Quella patente di guida (“ad uso privato”) targata Repubblica Italiana (“Ministero dei trasporti e dell’aviazione civile”) mi stava in tasca da 45 anni e qualche mese. Non sono bravo nei conti, ma il telefonino aiuta e arrivo, anni bisestili compresi, a una cifra importante: 16.666 giorni.
Sedicimilaseicentossessantasei giorni che quel rettangolino rosa in plastica – diviso in tre e dunque, fronte/retro, con sei facciate – me lo sono tenuto in tasca. Vado orgoglioso di quella foto, scattata all’inizio degli anni Settanta (allora si diventava maggiorenni non a 18 ma a 21 anni) con capelli tutti scuri e senza occhiali. Nulla a che fare con la foto odierna, sulla nuova “partente di guida” assai meno affascinante ma elettronica: qui i capelli sono tutti bianchi (ma ci sono ancora) e anche qui mancano gli occhiali (ma solo per via di norme internazionali che vogliono così). Non studio più Scienze Politiche ma, da pensionato, assisto alla pochezza della politica.
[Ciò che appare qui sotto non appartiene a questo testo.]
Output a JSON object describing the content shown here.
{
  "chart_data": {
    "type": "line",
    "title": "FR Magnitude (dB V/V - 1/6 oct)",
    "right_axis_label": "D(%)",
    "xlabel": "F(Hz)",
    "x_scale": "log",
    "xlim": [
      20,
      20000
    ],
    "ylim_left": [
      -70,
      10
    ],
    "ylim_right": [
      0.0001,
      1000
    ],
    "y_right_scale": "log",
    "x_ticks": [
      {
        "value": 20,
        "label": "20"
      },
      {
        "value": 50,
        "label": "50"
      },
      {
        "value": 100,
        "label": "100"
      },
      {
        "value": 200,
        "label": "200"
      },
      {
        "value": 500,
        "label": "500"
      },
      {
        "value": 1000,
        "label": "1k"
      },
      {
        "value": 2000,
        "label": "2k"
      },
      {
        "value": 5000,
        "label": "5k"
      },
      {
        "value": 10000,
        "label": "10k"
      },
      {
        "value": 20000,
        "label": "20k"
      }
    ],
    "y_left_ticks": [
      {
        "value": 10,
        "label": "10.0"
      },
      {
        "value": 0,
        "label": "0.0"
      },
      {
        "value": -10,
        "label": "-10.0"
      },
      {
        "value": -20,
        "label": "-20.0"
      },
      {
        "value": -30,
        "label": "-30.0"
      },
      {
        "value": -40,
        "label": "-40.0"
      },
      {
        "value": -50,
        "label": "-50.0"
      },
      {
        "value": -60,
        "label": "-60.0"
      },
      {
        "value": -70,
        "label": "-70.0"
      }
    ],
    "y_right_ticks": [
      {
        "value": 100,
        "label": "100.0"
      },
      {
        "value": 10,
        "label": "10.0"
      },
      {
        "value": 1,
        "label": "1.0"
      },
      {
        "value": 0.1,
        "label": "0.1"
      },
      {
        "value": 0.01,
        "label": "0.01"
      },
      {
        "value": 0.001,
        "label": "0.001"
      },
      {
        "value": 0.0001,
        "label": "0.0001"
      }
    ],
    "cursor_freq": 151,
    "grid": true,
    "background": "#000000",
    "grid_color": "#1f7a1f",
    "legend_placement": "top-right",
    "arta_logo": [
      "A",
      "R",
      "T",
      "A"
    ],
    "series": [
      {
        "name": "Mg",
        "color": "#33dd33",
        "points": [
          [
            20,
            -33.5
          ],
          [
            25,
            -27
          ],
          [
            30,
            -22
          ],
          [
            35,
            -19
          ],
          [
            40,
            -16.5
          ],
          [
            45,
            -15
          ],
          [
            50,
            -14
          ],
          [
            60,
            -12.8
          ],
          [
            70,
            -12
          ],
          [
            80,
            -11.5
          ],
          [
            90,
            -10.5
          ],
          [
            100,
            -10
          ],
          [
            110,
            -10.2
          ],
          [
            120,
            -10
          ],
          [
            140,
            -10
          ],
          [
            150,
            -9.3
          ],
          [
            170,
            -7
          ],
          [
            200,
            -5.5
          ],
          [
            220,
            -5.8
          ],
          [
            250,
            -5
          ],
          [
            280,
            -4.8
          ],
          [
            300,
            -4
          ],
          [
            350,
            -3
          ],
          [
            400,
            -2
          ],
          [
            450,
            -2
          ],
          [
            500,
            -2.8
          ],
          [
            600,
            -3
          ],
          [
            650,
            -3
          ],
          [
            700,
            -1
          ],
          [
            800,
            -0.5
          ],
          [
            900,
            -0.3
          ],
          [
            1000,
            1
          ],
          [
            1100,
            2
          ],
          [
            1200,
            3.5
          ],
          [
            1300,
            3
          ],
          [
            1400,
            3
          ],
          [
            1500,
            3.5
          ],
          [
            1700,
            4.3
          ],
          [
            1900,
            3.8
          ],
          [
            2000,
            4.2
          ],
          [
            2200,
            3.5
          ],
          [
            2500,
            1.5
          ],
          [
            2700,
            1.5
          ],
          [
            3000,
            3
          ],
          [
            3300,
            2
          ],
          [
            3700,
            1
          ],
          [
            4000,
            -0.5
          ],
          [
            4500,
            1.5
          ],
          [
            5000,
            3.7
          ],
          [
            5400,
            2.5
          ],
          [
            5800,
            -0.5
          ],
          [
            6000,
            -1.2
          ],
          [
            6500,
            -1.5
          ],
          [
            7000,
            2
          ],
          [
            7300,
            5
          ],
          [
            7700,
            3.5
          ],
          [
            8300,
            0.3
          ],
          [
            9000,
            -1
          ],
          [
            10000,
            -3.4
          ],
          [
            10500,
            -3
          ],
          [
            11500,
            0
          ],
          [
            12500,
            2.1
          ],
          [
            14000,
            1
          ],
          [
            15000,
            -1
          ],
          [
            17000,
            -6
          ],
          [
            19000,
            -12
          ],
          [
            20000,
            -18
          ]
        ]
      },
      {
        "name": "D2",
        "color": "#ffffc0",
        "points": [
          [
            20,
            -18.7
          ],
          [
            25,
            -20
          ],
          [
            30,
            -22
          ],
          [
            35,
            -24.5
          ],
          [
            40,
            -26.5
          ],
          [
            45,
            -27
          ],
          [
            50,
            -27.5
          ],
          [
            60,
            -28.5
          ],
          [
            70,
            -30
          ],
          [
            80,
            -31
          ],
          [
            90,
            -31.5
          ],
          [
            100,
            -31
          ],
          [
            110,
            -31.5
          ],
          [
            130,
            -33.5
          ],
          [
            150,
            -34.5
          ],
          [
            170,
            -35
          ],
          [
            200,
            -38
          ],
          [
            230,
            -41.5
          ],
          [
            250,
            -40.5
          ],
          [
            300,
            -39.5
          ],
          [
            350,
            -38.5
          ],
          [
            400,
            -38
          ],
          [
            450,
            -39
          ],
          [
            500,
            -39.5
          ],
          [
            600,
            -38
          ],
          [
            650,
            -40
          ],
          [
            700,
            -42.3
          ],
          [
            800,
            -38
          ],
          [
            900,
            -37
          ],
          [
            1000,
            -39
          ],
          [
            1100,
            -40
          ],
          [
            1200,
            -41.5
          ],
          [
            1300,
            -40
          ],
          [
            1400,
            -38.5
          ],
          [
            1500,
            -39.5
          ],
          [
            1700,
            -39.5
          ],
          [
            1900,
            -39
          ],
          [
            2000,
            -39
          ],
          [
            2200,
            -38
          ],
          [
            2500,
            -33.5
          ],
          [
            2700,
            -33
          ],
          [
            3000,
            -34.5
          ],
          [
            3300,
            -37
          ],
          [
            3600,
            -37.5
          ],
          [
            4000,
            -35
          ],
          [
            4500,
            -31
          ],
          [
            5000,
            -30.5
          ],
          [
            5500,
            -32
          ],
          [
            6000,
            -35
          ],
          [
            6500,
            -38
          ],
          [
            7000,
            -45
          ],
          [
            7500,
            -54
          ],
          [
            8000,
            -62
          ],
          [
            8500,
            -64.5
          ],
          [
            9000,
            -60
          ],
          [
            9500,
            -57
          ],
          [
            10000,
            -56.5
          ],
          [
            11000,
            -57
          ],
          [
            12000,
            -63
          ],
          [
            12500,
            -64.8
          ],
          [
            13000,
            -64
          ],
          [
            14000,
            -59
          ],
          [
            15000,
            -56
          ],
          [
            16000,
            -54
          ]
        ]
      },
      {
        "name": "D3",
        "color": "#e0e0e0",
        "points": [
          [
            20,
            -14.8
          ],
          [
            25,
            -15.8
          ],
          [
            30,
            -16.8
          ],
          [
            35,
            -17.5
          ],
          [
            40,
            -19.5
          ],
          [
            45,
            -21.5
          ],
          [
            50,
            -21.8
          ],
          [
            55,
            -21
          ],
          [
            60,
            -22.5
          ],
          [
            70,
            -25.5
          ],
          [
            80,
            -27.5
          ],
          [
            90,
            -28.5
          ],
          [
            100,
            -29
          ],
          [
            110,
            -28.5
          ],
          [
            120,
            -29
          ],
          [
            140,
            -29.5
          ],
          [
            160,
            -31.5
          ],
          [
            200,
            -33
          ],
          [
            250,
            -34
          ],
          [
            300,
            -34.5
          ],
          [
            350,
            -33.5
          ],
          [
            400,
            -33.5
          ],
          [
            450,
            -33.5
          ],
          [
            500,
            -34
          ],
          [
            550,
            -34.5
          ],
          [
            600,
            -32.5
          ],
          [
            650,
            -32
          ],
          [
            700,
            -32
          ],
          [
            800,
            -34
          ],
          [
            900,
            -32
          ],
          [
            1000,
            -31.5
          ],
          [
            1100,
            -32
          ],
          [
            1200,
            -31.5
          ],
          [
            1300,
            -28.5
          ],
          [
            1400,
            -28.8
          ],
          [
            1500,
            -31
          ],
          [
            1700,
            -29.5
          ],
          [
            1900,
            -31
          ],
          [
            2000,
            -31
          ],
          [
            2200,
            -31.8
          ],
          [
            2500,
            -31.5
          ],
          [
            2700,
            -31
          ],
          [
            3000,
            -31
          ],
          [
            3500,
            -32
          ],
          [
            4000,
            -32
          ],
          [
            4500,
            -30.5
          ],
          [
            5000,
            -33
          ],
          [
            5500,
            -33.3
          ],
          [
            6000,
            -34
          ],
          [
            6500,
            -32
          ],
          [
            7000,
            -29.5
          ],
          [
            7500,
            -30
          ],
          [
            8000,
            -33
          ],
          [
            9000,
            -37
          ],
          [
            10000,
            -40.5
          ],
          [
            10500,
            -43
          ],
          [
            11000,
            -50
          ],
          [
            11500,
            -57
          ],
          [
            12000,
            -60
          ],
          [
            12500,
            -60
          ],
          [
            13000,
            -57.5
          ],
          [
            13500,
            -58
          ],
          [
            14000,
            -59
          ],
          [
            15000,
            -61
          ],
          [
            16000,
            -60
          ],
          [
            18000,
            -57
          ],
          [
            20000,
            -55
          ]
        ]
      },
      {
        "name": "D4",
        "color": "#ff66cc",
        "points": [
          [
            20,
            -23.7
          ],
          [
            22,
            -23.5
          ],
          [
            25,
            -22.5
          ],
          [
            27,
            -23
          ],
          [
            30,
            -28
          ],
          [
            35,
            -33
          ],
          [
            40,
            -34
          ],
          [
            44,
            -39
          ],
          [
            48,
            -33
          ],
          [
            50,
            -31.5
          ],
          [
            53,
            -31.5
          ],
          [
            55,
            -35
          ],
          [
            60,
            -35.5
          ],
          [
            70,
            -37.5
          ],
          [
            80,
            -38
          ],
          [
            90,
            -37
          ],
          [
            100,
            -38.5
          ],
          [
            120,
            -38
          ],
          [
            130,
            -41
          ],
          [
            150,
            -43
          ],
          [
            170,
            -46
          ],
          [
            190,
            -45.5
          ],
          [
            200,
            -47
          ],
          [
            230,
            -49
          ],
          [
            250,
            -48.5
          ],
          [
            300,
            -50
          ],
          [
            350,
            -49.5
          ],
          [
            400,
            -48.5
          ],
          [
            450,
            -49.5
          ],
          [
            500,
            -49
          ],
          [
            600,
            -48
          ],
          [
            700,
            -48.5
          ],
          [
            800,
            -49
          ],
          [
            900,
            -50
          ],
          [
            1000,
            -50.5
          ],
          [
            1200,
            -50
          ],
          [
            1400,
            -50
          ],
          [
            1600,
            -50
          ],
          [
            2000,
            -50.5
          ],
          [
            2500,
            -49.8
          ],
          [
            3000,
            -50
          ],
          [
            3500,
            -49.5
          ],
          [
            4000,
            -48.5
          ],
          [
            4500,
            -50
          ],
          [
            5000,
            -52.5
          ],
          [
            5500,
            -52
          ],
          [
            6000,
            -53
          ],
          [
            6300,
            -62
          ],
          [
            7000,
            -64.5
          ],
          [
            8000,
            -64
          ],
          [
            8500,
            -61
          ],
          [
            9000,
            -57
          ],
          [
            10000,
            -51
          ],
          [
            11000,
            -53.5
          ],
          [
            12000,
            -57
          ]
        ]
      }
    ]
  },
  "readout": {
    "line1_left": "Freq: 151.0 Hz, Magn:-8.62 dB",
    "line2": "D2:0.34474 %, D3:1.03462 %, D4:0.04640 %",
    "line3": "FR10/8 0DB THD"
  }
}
E’ davvero questo, il cambio di patente, un momento fondamentale nella vita di un essere umano. Quel pezzo di plastica pieno di timbri e bolli (nel 1972 si pagavano 500 lire all’anno, diventate 3 mila lire nel 1981 e 70 mila a fine millennio), da oggi non sta più nel portafoglio accanto al santino di Santa Celestina (martire e vergine romana, sconosciuta ai più ma famosissima nel mio paese di nascita. E in pratica solo lì).
Sono contento di poterla tenere, l’antica patente, anche se quella nuova, assai meno fascinosa, mi durerà non i 10 anni fin qui concessi dallo Stato ma solo la metà. Mi ha accompagnato, giorno dopo giorno, per quasi mezzo secolo. Dentro questi 16.666 giorni ci sono un sacco di cose: belle e brutte, con le prime che per fortuna sopravanzano di parecchio le altre.
Toccando ferro non ci sono – per fortuna o anche per una buona guida – ricordi di incidenti gravi. In effetti molte multe “veniali” per eccesso velocità e sosta vietata. Parecchi graffi nelle carrozzerie delle varie auto usate (all’inizio una 500 bianca, ma come dimenticare la 126 rossa del viaggio di nozze?). Merito, di sicuro, anche di una saggia avvertenza del mi’ babbo carabiniere, quando facevo scuola guida (“Ricorda sempre di stare attento non solo agli errori tuoi ma pure a quelli degli altri”).
E merito anche del mitico “Paolone”, l’uomo della scuola guida di San Marcello che mi scarrozzava per le stradine verso Spignana (chi ha imparato a guidare qui non ha problemi a guidare ovunque).
Erano gli anni che l’ospedale dava un piccolo contributo, per via del veleno da trasformare in siero, a chi portava vipere: su un muraglione in quella strada, ferme al sole, di vipere ce ne stavano tante e “Paolone” era un grande raccoglitore unendo l’utile (insegnarmi a guidare) con il dilettevole (catturare le vipere facendo fermare la 500 e costringendomi poi a imparare l’arte della ripartenza in salita). E come dimenticare, nelle 500, la “doppietta”?
Nostalgia per quei timbri e quei bolli, per quella foto e per quella firma. Il pezzetto di plastica che mi hanno dato in cambio ho intenzione di portarlo ancora a lungo. Ma vuoi mettere quell’antico “permis de conduire“? Vuoi mettere i vari cambi di residenza? Vuoi mettere la foto del 1972?